Q: You did a great job explaining some potential demand factors that have led to the U.S. increase by about $5 billion. I think some people are concerned that if there are regulations in other regions, can the U.S. make up for this gap. I just want to know, as we move forward throughout the year, will the U.S. continue to see this surge, and can it? If this is the basis of your growth rate, then in the case of this shift towards the U.S., how can you maintain such rapid growth? Your guidance suggests that China may continue to grow. So, just wanted to get your analysis on this dynamic.
A: China accounts for about the same percentage as in the fourth quarter. The same as the previous quarter. About half of what it was before export controls. But the percentage remains roughly the same. Regarding geographical location, the key point is that AI is software. It is modern software. It's incredibly modern software. But it's modern software. AI has become mainstream. AI is used everywhere for delivering services, used everywhere for shopping services, if you want to buy a quarter gallon of milk, AI will deliver it to you, AI has evolved.
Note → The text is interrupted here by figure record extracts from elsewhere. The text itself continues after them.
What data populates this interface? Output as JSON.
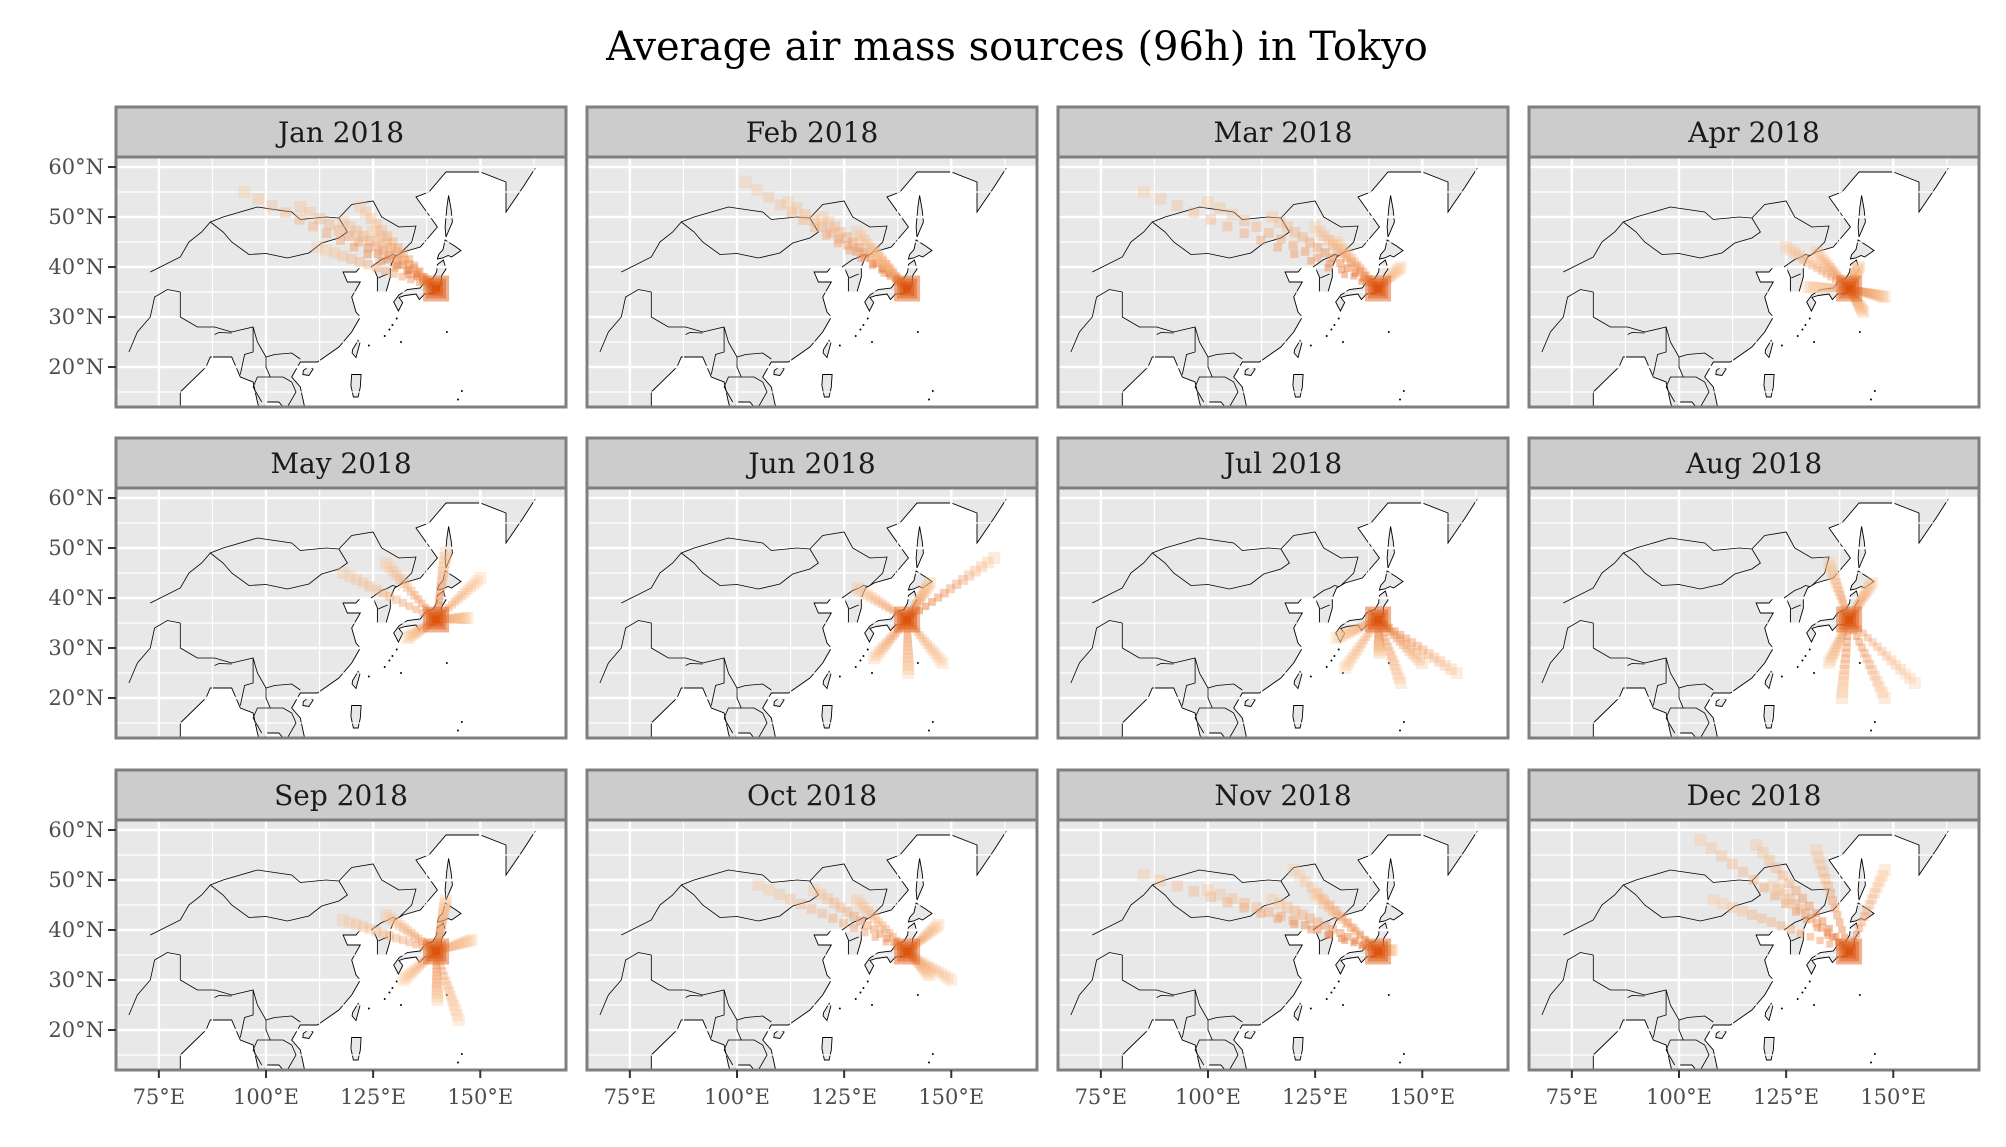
{
  "title": "Average air mass sources (96h) in Tokyo",
  "panels": [
    {
      "label": "Jan 2018",
      "lobes": [
        [
          95,
          55,
          0.65
        ],
        [
          108,
          52,
          0.75
        ],
        [
          118,
          49,
          0.8
        ],
        [
          125,
          47,
          0.7
        ],
        [
          112,
          44,
          0.55
        ],
        [
          122,
          52,
          0.6
        ]
      ]
    },
    {
      "label": "Feb 2018",
      "lobes": [
        [
          102,
          57,
          0.55
        ],
        [
          112,
          53,
          0.7
        ],
        [
          120,
          50,
          0.8
        ],
        [
          128,
          47,
          0.6
        ],
        [
          132,
          43,
          0.5
        ]
      ]
    },
    {
      "label": "Mar 2018",
      "lobes": [
        [
          85,
          55,
          0.6
        ],
        [
          100,
          53,
          0.65
        ],
        [
          115,
          50,
          0.75
        ],
        [
          125,
          48,
          0.7
        ],
        [
          130,
          45,
          0.55
        ],
        [
          145,
          40,
          0.35
        ]
      ]
    },
    {
      "label": "Apr 2018",
      "lobes": [
        [
          125,
          44,
          0.55
        ],
        [
          132,
          43,
          0.6
        ],
        [
          142,
          40,
          0.5
        ],
        [
          148,
          34,
          0.7
        ],
        [
          143,
          31,
          0.55
        ],
        [
          130,
          36,
          0.35
        ]
      ]
    },
    {
      "label": "May 2018",
      "lobes": [
        [
          118,
          45,
          0.5
        ],
        [
          128,
          47,
          0.55
        ],
        [
          142,
          49,
          0.6
        ],
        [
          150,
          44,
          0.45
        ],
        [
          147,
          36,
          0.5
        ],
        [
          133,
          32,
          0.45
        ]
      ]
    },
    {
      "label": "Jun 2018",
      "lobes": [
        [
          128,
          42,
          0.5
        ],
        [
          145,
          43,
          0.6
        ],
        [
          160,
          48,
          0.7
        ],
        [
          132,
          28,
          0.55
        ],
        [
          140,
          25,
          0.5
        ],
        [
          148,
          27,
          0.4
        ]
      ]
    },
    {
      "label": "Jul 2018",
      "lobes": [
        [
          130,
          32,
          0.45
        ],
        [
          140,
          29,
          0.6
        ],
        [
          150,
          27,
          0.65
        ],
        [
          158,
          25,
          0.65
        ],
        [
          145,
          23,
          0.5
        ],
        [
          132,
          26,
          0.4
        ]
      ]
    },
    {
      "label": "Aug 2018",
      "lobes": [
        [
          135,
          47,
          0.55
        ],
        [
          145,
          43,
          0.55
        ],
        [
          135,
          27,
          0.5
        ],
        [
          138,
          20,
          0.6
        ],
        [
          148,
          20,
          0.6
        ],
        [
          155,
          23,
          0.45
        ]
      ]
    },
    {
      "label": "Sep 2018",
      "lobes": [
        [
          118,
          42,
          0.5
        ],
        [
          128,
          43,
          0.55
        ],
        [
          142,
          46,
          0.6
        ],
        [
          148,
          38,
          0.45
        ],
        [
          140,
          26,
          0.55
        ],
        [
          145,
          22,
          0.45
        ],
        [
          132,
          30,
          0.4
        ]
      ]
    },
    {
      "label": "Oct 2018",
      "lobes": [
        [
          105,
          49,
          0.55
        ],
        [
          118,
          48,
          0.65
        ],
        [
          128,
          46,
          0.55
        ],
        [
          147,
          41,
          0.5
        ],
        [
          145,
          31,
          0.5
        ],
        [
          150,
          30,
          0.35
        ]
      ]
    },
    {
      "label": "Nov 2018",
      "lobes": [
        [
          85,
          51,
          0.65
        ],
        [
          100,
          48,
          0.7
        ],
        [
          115,
          46,
          0.7
        ],
        [
          125,
          47,
          0.6
        ],
        [
          120,
          52,
          0.5
        ],
        [
          143,
          36,
          0.4
        ]
      ]
    },
    {
      "label": "Dec 2018",
      "lobes": [
        [
          105,
          58,
          0.6
        ],
        [
          118,
          57,
          0.7
        ],
        [
          132,
          56,
          0.65
        ],
        [
          148,
          52,
          0.55
        ],
        [
          108,
          46,
          0.55
        ],
        [
          122,
          49,
          0.7
        ]
      ]
    }
  ],
  "x_ticks": [
    {
      "value": 75,
      "label": "75°E"
    },
    {
      "value": 100,
      "label": "100°E"
    },
    {
      "value": 125,
      "label": "125°E"
    },
    {
      "value": 150,
      "label": "150°E"
    }
  ],
  "y_ticks": [
    {
      "value": 20,
      "label": "20°N"
    },
    {
      "value": 30,
      "label": "30°N"
    },
    {
      "value": 40,
      "label": "40°N"
    },
    {
      "value": 50,
      "label": "50°N"
    },
    {
      "value": 60,
      "label": "60°N"
    }
  ],
  "source": {
    "lon": 139.7,
    "lat": 35.7
  },
  "colors": {
    "land": "#e8e8e8",
    "sea": "#ffffff",
    "grid": "#ffffff",
    "strip": "#cccccc",
    "frame": "#7f7f7f",
    "border": "#000000",
    "heat_low": "#fdd0a2",
    "heat_high": "#d94801"
  }
}
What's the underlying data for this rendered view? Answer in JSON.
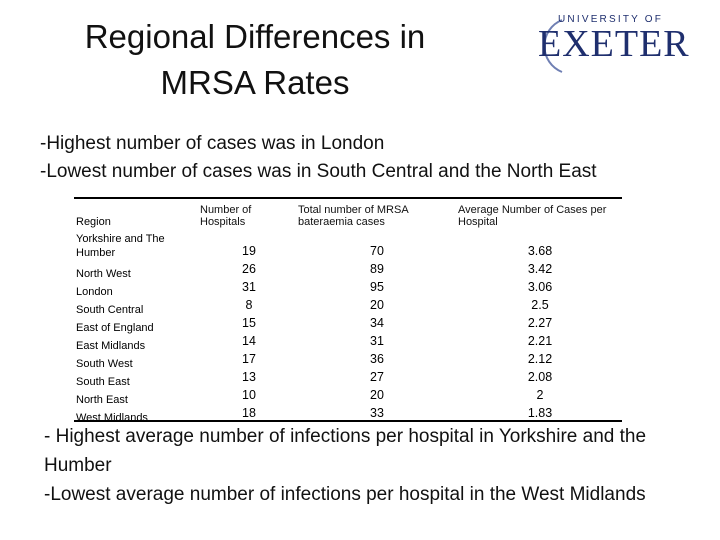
{
  "slide": {
    "title": "Regional Differences in MRSA Rates",
    "bullets": [
      "-Highest number of cases was in London",
      "-Lowest number of cases was in South Central and the North East"
    ],
    "footer_bullets": [
      "- Highest average number of infections per hospital in Yorkshire and the Humber",
      "-Lowest average number of infections per hospital in the West Midlands"
    ]
  },
  "logo": {
    "top_text": "UNIVERSITY OF",
    "main_text": "EXETER",
    "color": "#1f2f6e"
  },
  "table": {
    "headers": {
      "region": "Region",
      "hospitals": "Number of Hospitals",
      "cases": "Total number of MRSA bateraemia cases",
      "average": "Average Number of  Cases per Hospital"
    },
    "rows": [
      {
        "region": "Yorkshire and The Humber",
        "hospitals": "19",
        "cases": "70",
        "average": "3.68"
      },
      {
        "region": "North West",
        "hospitals": "26",
        "cases": "89",
        "average": "3.42"
      },
      {
        "region": "London",
        "hospitals": "31",
        "cases": "95",
        "average": "3.06"
      },
      {
        "region": "South Central",
        "hospitals": "8",
        "cases": "20",
        "average": "2.5"
      },
      {
        "region": "East of England",
        "hospitals": "15",
        "cases": "34",
        "average": "2.27"
      },
      {
        "region": "East Midlands",
        "hospitals": "14",
        "cases": "31",
        "average": "2.21"
      },
      {
        "region": "South West",
        "hospitals": "17",
        "cases": "36",
        "average": "2.12"
      },
      {
        "region": "South East",
        "hospitals": "13",
        "cases": "27",
        "average": "2.08"
      },
      {
        "region": "North East",
        "hospitals": "10",
        "cases": "20",
        "average": "2"
      },
      {
        "region": "West Midlands",
        "hospitals": "18",
        "cases": "33",
        "average": "1.83"
      }
    ]
  }
}
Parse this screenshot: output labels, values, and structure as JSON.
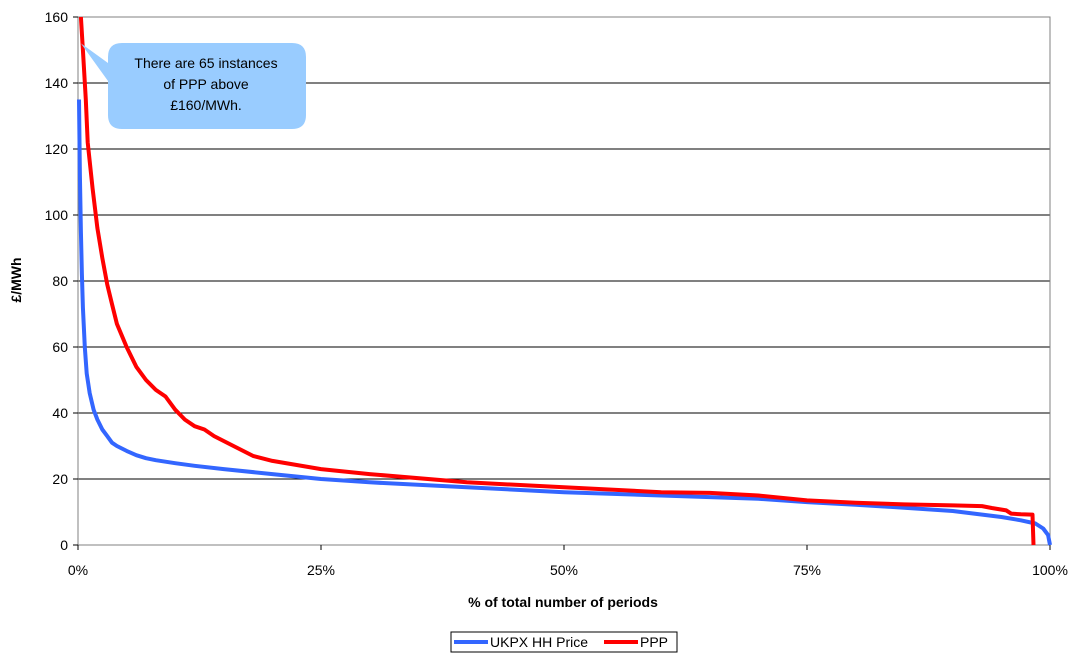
{
  "chart_data": {
    "type": "line",
    "title": "",
    "xlabel": "% of total number of periods",
    "ylabel": "£/MWh",
    "xlim": [
      0,
      100
    ],
    "ylim": [
      0,
      160
    ],
    "x_tick_values": [
      0,
      25,
      50,
      75,
      100
    ],
    "x_tick_labels": [
      "0%",
      "25%",
      "50%",
      "75%",
      "100%"
    ],
    "y_tick_values": [
      0,
      20,
      40,
      60,
      80,
      100,
      120,
      140,
      160
    ],
    "y_tick_labels": [
      "0",
      "20",
      "40",
      "60",
      "80",
      "100",
      "120",
      "140",
      "160"
    ],
    "grid": "horizontal",
    "legend_position": "bottom",
    "annotation": {
      "lines": [
        "There are 65 instances",
        "of PPP above",
        "£160/MWh."
      ],
      "points_to": [
        0.3,
        152
      ]
    },
    "series": [
      {
        "name": "UKPX HH Price",
        "color": "#3366FF",
        "points": [
          [
            0.1,
            135
          ],
          [
            0.2,
            112
          ],
          [
            0.3,
            95
          ],
          [
            0.4,
            82
          ],
          [
            0.5,
            72
          ],
          [
            0.7,
            60
          ],
          [
            0.9,
            52
          ],
          [
            1.2,
            46
          ],
          [
            1.6,
            41
          ],
          [
            2,
            38
          ],
          [
            2.5,
            35
          ],
          [
            3,
            33
          ],
          [
            3.5,
            31
          ],
          [
            4,
            30
          ],
          [
            5,
            28.5
          ],
          [
            6,
            27.2
          ],
          [
            7,
            26.3
          ],
          [
            8,
            25.7
          ],
          [
            10,
            24.8
          ],
          [
            12,
            24
          ],
          [
            15,
            23
          ],
          [
            20,
            21.5
          ],
          [
            25,
            20
          ],
          [
            30,
            19
          ],
          [
            40,
            17.5
          ],
          [
            50,
            16
          ],
          [
            60,
            15
          ],
          [
            70,
            14
          ],
          [
            75,
            13
          ],
          [
            80,
            12.2
          ],
          [
            85,
            11.3
          ],
          [
            90,
            10.3
          ],
          [
            95,
            8.5
          ],
          [
            97,
            7.5
          ],
          [
            98.5,
            6.5
          ],
          [
            99.3,
            5
          ],
          [
            99.8,
            3
          ],
          [
            100,
            0
          ]
        ]
      },
      {
        "name": "PPP",
        "color": "#FF0000",
        "points": [
          [
            0.3,
            160
          ],
          [
            0.5,
            150
          ],
          [
            0.8,
            135
          ],
          [
            1,
            122
          ],
          [
            1.5,
            108
          ],
          [
            2,
            96
          ],
          [
            2.5,
            87
          ],
          [
            3,
            79
          ],
          [
            3.5,
            73
          ],
          [
            4,
            67
          ],
          [
            5,
            60
          ],
          [
            6,
            54
          ],
          [
            7,
            50
          ],
          [
            8,
            47
          ],
          [
            9,
            45
          ],
          [
            10,
            41
          ],
          [
            11,
            38
          ],
          [
            12,
            36
          ],
          [
            13,
            35
          ],
          [
            14,
            33
          ],
          [
            16,
            30
          ],
          [
            18,
            27
          ],
          [
            20,
            25.5
          ],
          [
            25,
            23
          ],
          [
            30,
            21.5
          ],
          [
            40,
            19
          ],
          [
            50,
            17.5
          ],
          [
            60,
            16
          ],
          [
            65,
            15.8
          ],
          [
            70,
            15
          ],
          [
            75,
            13.5
          ],
          [
            80,
            12.8
          ],
          [
            85,
            12.3
          ],
          [
            90,
            12
          ],
          [
            93,
            11.8
          ],
          [
            94,
            11.2
          ],
          [
            95.5,
            10.5
          ],
          [
            96,
            9.5
          ],
          [
            97,
            9.3
          ],
          [
            98.2,
            9.2
          ],
          [
            98.3,
            0
          ]
        ]
      }
    ]
  }
}
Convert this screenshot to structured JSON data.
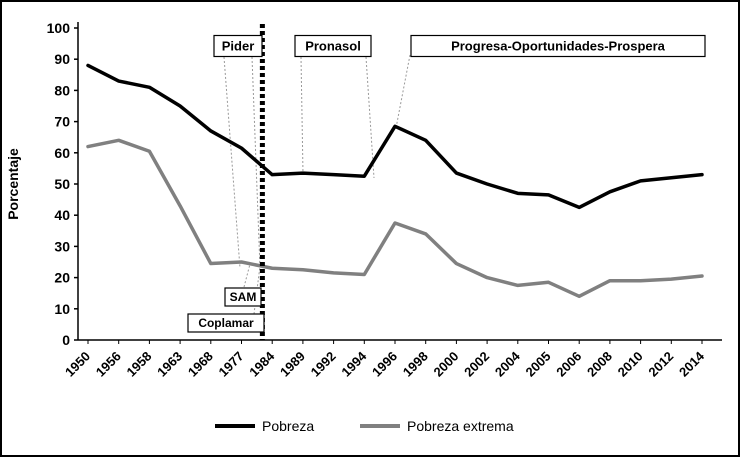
{
  "chart_data": {
    "type": "line",
    "title": "",
    "xlabel": "",
    "ylabel": "Porcentaje",
    "ylim": [
      0,
      100
    ],
    "ytick_step": 10,
    "grid": false,
    "legend_position": "bottom",
    "categories": [
      "1950",
      "1956",
      "1958",
      "1963",
      "1968",
      "1977",
      "1984",
      "1989",
      "1992",
      "1994",
      "1996",
      "1998",
      "2000",
      "2002",
      "2004",
      "2005",
      "2006",
      "2008",
      "2010",
      "2012",
      "2014"
    ],
    "series": [
      {
        "name": "Pobreza",
        "color": "#000000",
        "values": [
          88,
          83,
          81,
          75,
          67,
          61.5,
          53,
          53.5,
          53,
          52.5,
          68.5,
          64,
          53.5,
          50,
          47,
          46.5,
          42.5,
          47.5,
          51,
          52,
          53
        ]
      },
      {
        "name": "Pobreza extrema",
        "color": "#808080",
        "values": [
          62,
          64,
          60.5,
          43,
          24.5,
          25,
          23,
          22.5,
          21.5,
          21,
          37.5,
          34,
          24.5,
          20,
          17.5,
          18.5,
          14,
          19,
          19,
          19.5,
          20.5
        ]
      }
    ],
    "annotations": [
      {
        "label": "Pider"
      },
      {
        "label": "Pronasol"
      },
      {
        "label": "Progresa-Oportunidades-Prospera"
      },
      {
        "label": "SAM"
      },
      {
        "label": "Coplamar"
      }
    ],
    "vline_between": [
      "1977",
      "1984"
    ]
  }
}
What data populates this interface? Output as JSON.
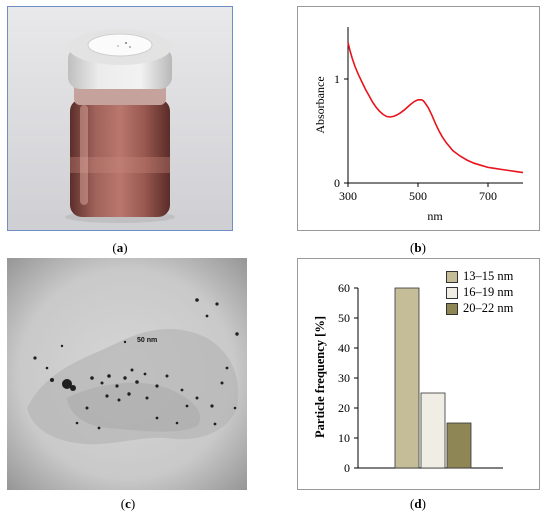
{
  "captions": {
    "a": {
      "open": "(",
      "letter": "a",
      "close": ")"
    },
    "b": {
      "open": "(",
      "letter": "b",
      "close": ")"
    },
    "c": {
      "open": "(",
      "letter": "c",
      "close": ")"
    },
    "d": {
      "open": "(",
      "letter": "d",
      "close": ")"
    }
  },
  "tem": {
    "scale_label": "50 nm"
  },
  "chart_data": [
    {
      "type": "line",
      "xlabel": "nm",
      "ylabel": "Absorbance",
      "xlim": [
        300,
        800
      ],
      "ylim": [
        0,
        1.5
      ],
      "x_ticks": [
        300,
        500,
        700
      ],
      "y_ticks": [
        0,
        1
      ],
      "series": [
        {
          "color": "#e8141c",
          "x": [
            300,
            305,
            312,
            320,
            330,
            340,
            350,
            360,
            370,
            380,
            390,
            400,
            410,
            420,
            430,
            440,
            450,
            460,
            470,
            480,
            490,
            500,
            510,
            515,
            520,
            530,
            540,
            550,
            560,
            570,
            580,
            590,
            600,
            620,
            640,
            660,
            680,
            700,
            720,
            740,
            760,
            780,
            800
          ],
          "y": [
            1.35,
            1.28,
            1.2,
            1.12,
            1.04,
            0.97,
            0.9,
            0.84,
            0.78,
            0.73,
            0.69,
            0.66,
            0.64,
            0.635,
            0.64,
            0.655,
            0.675,
            0.7,
            0.73,
            0.76,
            0.785,
            0.8,
            0.8,
            0.79,
            0.77,
            0.72,
            0.65,
            0.57,
            0.5,
            0.44,
            0.39,
            0.35,
            0.31,
            0.26,
            0.22,
            0.19,
            0.17,
            0.15,
            0.14,
            0.13,
            0.12,
            0.11,
            0.1
          ]
        }
      ]
    },
    {
      "type": "bar",
      "ylabel": "Particle frequency [%]",
      "ylim": [
        0,
        60
      ],
      "y_ticks": [
        0,
        10,
        20,
        30,
        40,
        50,
        60
      ],
      "legend_placement": "top-right",
      "series": [
        {
          "name": "13–15 nm",
          "value": 60,
          "color": "#c4bd98"
        },
        {
          "name": "16–19 nm",
          "value": 25,
          "color": "#f0eee4"
        },
        {
          "name": "20–22 nm",
          "value": 15,
          "color": "#8f8656"
        }
      ]
    }
  ]
}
So, consumers [unclear] almost everything at its core. Every student will use AI as a tutor. Healthcare Services Group, Inc. uses AI, financial services use AI. There is not a fintech company out there that's not using AI. Every fintech company is making use of it and every higher education institution, every university is using AI. So, I think it can be fairly certain and it's being integrated into every application [unclear][unclear] our hope is, of course, that technology continues to evolve safely and usefully [unclear] with that, I truly believe we are at the beginning of this new transition. The beginning I talk about is in and you remember behind us [unclear] there have been decades of data centers and computers being built. They were built for a world of manual coding and general computing. And CPUs etc. Looking ahead, I think it can be fairly certain that almost all software in that world will be injected with AI. All software and all services will ultimately be based on machine learning. The data flywheel will be a part of improving software and services.
And future computers will be accelerated. Future computers will be based on AI. We have truly been on this journey for the past three years. And we are modernizing computers that have been built for decades. So, I am quite sure that we are at the beginning of this new era. Finally, no technology has the chance to solve a larger portion of the world's GDP problem like AI. No software tool has ever done this before. So, this is now a software tool that can solve a larger portion of the world's GDP problem than ever before. So, we think about growth and how we think about whether something is big or small.